According to simulations cited by Naqavi Sheikh-ol-Eslami, attacks on oil-refinery facilities around Tehran could send pollutants thousands of kilometers beyond Iran’s borders, affecting neighboring countries as well. These exposures can increase respiratory disease, cardiovascular disease, and other health problems.
She concluded that environmental crisis management under conditions of geopolitical tension must not be merely reactive:
“We need advanced water and air monitoring systems that can identify these forms of pollution quickly. Critical health infrastructure, such as water-treatment plants, must remain a priority under all conditions. Mental health programs are also extremely important and should be addressed from the first days of a crisis, not only after the crisis has ended.”
Sustainable Reconstruction and Social Resilience After Water Crisis
Naqavi Sheikh-ol-Eslami argued that reconstruction after crisis must mean more than repairing physical infrastructure. From the perspective of the exposome, real reconstruction must focus on population health and social resilience. Environmental justice should be built into the earliest stages of design and planning, not added later as an afterthought.
“This means real participation by local communities, especially vulnerable communities such as children and women, in decisions about water allocation and infrastructure.”
Rather than relying only on hard infrastructure, she said, Iran must move toward nature-based solutions. One example is wetland restoration, which can act as a natural water filter while also restoring vital habitats. She also pointed to precision agriculture, using technologies such as soil-moisture sensors and smart irrigation, as a key solution that can sharply reduce water consumption and help farmers produce more with less water.
She also emphasized the importance of a circular water economy and recycling. No drop of water should be treated as waste. Household greywater and industrial wastewater, once treated, should be returned to the cycle of use. Smart monitoring technologies and early-warning systems can also prevent small problems from becoming large crises.
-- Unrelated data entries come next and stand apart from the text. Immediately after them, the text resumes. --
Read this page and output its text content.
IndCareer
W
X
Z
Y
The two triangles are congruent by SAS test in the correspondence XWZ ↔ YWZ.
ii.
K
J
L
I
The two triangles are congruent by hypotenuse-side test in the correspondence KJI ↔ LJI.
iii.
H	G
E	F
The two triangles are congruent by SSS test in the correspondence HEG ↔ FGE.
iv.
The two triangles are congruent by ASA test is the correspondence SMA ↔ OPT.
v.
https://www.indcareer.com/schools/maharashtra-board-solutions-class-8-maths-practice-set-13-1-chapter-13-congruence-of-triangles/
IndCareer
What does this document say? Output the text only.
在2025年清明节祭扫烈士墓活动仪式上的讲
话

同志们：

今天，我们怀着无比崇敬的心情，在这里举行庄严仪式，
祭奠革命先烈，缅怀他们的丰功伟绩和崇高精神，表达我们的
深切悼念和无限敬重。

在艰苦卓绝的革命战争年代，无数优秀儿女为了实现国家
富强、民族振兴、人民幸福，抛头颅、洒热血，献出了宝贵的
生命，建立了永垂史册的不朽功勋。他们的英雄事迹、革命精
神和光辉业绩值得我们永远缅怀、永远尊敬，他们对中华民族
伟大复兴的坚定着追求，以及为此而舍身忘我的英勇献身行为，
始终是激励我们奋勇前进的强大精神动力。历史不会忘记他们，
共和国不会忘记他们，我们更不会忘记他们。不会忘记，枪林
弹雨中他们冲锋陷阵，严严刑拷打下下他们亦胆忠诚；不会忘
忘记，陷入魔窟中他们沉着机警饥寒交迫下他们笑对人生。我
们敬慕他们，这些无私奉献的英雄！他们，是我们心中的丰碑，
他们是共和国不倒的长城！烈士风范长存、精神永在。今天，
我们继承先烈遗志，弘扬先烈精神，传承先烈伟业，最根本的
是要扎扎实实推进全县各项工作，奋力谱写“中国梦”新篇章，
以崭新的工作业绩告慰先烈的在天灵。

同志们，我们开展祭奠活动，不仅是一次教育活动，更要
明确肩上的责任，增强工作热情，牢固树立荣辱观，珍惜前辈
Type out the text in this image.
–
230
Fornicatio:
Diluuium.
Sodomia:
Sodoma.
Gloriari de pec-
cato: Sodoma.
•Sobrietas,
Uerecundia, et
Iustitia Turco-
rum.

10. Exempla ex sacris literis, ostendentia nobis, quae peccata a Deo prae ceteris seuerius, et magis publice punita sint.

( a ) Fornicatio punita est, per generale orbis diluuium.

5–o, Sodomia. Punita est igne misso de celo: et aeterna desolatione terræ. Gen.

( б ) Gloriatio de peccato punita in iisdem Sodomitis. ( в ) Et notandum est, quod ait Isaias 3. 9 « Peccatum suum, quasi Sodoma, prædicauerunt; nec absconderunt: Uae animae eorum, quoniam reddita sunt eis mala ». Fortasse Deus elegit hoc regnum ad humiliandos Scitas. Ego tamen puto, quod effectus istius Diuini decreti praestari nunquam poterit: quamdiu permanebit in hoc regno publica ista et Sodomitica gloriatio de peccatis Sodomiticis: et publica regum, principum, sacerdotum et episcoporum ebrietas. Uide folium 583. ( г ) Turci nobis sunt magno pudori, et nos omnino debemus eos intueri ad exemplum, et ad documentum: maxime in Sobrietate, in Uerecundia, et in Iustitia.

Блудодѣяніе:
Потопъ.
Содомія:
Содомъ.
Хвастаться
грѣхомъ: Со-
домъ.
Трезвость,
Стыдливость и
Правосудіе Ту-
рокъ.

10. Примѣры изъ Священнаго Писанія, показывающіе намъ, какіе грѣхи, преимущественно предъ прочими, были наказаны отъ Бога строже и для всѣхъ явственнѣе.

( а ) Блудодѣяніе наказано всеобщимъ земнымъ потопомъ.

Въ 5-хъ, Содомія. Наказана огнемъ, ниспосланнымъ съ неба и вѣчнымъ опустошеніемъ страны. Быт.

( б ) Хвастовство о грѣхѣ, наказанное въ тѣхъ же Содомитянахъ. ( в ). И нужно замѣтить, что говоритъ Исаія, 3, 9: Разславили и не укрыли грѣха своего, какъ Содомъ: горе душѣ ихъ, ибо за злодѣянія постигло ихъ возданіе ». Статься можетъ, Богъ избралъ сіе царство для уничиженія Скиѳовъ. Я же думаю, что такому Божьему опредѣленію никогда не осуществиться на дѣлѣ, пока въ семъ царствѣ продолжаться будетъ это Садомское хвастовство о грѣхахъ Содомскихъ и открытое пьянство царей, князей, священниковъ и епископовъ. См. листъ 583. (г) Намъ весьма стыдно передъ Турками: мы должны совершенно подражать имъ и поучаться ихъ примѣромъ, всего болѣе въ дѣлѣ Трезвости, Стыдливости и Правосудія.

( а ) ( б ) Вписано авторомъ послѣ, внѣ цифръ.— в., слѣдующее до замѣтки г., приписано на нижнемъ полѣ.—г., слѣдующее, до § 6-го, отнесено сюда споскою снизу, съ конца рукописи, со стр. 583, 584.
Naqavi Sheikh-ol-Eslami concluded that climate resilience and sustainable water governance must place the protection of the most vulnerable communities at the center. If reconstruction deepens existing inequalities, she warned, then the next public health crisis is already being built today. Real reconstruction must therefore include not only the rebuilding of infrastructure, but also the rebuilding of physical health, mental health, and social trust.
“If I were to sum up one final point at the end of this conversation, it would be this: water security, environmental protection, and public health are inseparable. From the perspective of the exposome, protecting the environment ultimately means protecting every single cell in our bodies, and protecting the health of future generations. That is why it is so important that we pay attention to it.”
This interview was conducted by Hossein Noush-Azar, who also wrote the text.